Ya en el siglo XX, distintas revoluciones comunistas, tratando de defender al proletariado, se han opuesto a las clases privilegiadas y han desatado persecuciones contra los intelectuales, e incluso contra la ciencia en sí, calificándola de burguesa. Han tratado de reinventar la rueda mientras el vehículo rodante marchaba a toda velocidad, con las consecuencias esperables. En la Unión Soviética, Lysenko, entre los años 30 y los 60, desechó la agricultura tradicional sustituyéndola por un nuevo “modelo proletario”, logrando la muerte de millones de personas en hambrunas.

En la China de Mao, campañas para mejorar el rendimiento agrícola mediante la casi aniquilación de los pájaros consumidores de grano provocaron el caos ecológico y la proliferación de insectos, mientras que la idea de “labrar” el suelo profundamente provocó la destrucción del suelo. Más hambrunas, más muertos (y sí, precisamente el proletariado es el que se muere de hambre).

En la Camboya de Pol Pot, bastaba el uso de gafas para considerar que alguien era un intelectual, y por tanto un burgués, que debía ser purgado enviándolo a campos de reeducación (campos de exterminio). La sociedad deprivada de médicos, ingenieros, etc, no mejoró precisamente por ello. La dinámica se repite.

Cuando se saca al genio de la botella no se le puede volver a meter en ella. Cuando se pone en marcha la dinámica de enfrentamiento, se potencian el odio y la destrucción. Ante estas dinámicas, la razón resulta impotente, especialmente cuando se la convierte en blanco explícito de los ataques, como ocurre con algunos de estos movimientos. Los ejemplos recientes de radicalización de causas nobles no se limitan al comunismo:

En Ruanda, el colonialismo europeo rigidificó y racializó la diferencia social entre hutus y tutsis.

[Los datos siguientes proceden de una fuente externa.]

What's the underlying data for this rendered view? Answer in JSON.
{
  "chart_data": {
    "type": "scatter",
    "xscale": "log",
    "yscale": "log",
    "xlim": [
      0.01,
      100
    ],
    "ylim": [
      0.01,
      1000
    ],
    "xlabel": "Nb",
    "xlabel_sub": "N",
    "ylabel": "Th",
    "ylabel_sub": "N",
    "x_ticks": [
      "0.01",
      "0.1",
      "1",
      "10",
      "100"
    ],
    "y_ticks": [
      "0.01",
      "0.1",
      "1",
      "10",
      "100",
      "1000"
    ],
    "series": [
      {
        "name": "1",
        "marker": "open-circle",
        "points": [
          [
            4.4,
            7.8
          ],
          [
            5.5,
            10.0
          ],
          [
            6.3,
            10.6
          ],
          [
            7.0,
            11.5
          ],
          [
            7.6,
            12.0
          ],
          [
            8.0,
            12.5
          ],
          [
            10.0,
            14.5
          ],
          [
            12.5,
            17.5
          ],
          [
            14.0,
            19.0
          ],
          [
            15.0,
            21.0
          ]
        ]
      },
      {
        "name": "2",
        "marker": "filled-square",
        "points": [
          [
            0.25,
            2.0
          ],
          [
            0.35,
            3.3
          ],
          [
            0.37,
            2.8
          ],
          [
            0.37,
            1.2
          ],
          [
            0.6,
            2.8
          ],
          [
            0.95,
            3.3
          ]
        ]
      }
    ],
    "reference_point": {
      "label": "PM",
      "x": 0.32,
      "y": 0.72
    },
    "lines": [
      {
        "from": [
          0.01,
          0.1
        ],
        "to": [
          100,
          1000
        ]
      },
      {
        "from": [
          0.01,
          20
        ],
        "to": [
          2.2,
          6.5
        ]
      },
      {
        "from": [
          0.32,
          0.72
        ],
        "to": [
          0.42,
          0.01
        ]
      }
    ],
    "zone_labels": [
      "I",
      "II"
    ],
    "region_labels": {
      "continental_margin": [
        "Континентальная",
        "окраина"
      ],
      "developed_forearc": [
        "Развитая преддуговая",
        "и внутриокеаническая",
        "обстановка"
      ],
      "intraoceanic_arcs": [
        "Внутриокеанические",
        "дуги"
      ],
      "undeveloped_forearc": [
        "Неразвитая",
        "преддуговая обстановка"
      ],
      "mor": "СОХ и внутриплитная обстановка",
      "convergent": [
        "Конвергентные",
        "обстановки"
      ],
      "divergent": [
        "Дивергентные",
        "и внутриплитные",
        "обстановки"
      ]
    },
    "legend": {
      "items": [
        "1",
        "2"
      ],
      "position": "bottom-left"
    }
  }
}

La “revolución” hutu, en vez de reflexibilizar las clases sociales para mejorar la situación de los hutus, se orientó al genocidio de los tutsis.

El feminismo, pese a comenzar defendiendo a las mujeres oprimidas, acaba dedicándose a atacar a los hombres, a limitar su libertad de expresión con argumentos como el “mansplaining” e incluso a promover iniciativas como su sodomización para promover la igualdad (https://www.20minutos.es/noticia/4118519/0/declaraciones-beatriz-gimeno/), lo que en modo alguno puede ayudar a las mujeres cuyo sueldo es inferior al de sus compañeros varones.

En ocasiones es necesario cambiar el orden social, especialmente cuando hay opresión, pero cuando se recurre a la violencia esta impone su propio código y, muy frecuentemente, todos los implicados acaban perdiendo.

Iniciativas basadas en la “no violencia” como las de Gandhi o Martin Luther King, e incluso remontándonos atrás, las de Sócrates o Jesucristo,  nos han mostrado que es posible cambiar el mundo sin recurrir al odio, sin destruir al otro mediante la violencia secundaria. Sí que hay una violencia en esta “no violencia”, pero es la violencia primaria. Esta violencia primaria no es destructiva, sino que está basada en el amor y orientada al crecimiento del ser humano en un proceso de evolución más lento que una revolución, pero más edificante a largo plazo. Creo que es en estos movimientos en los que debemos basar nuestros esfuerzos para mejorar la sociedad.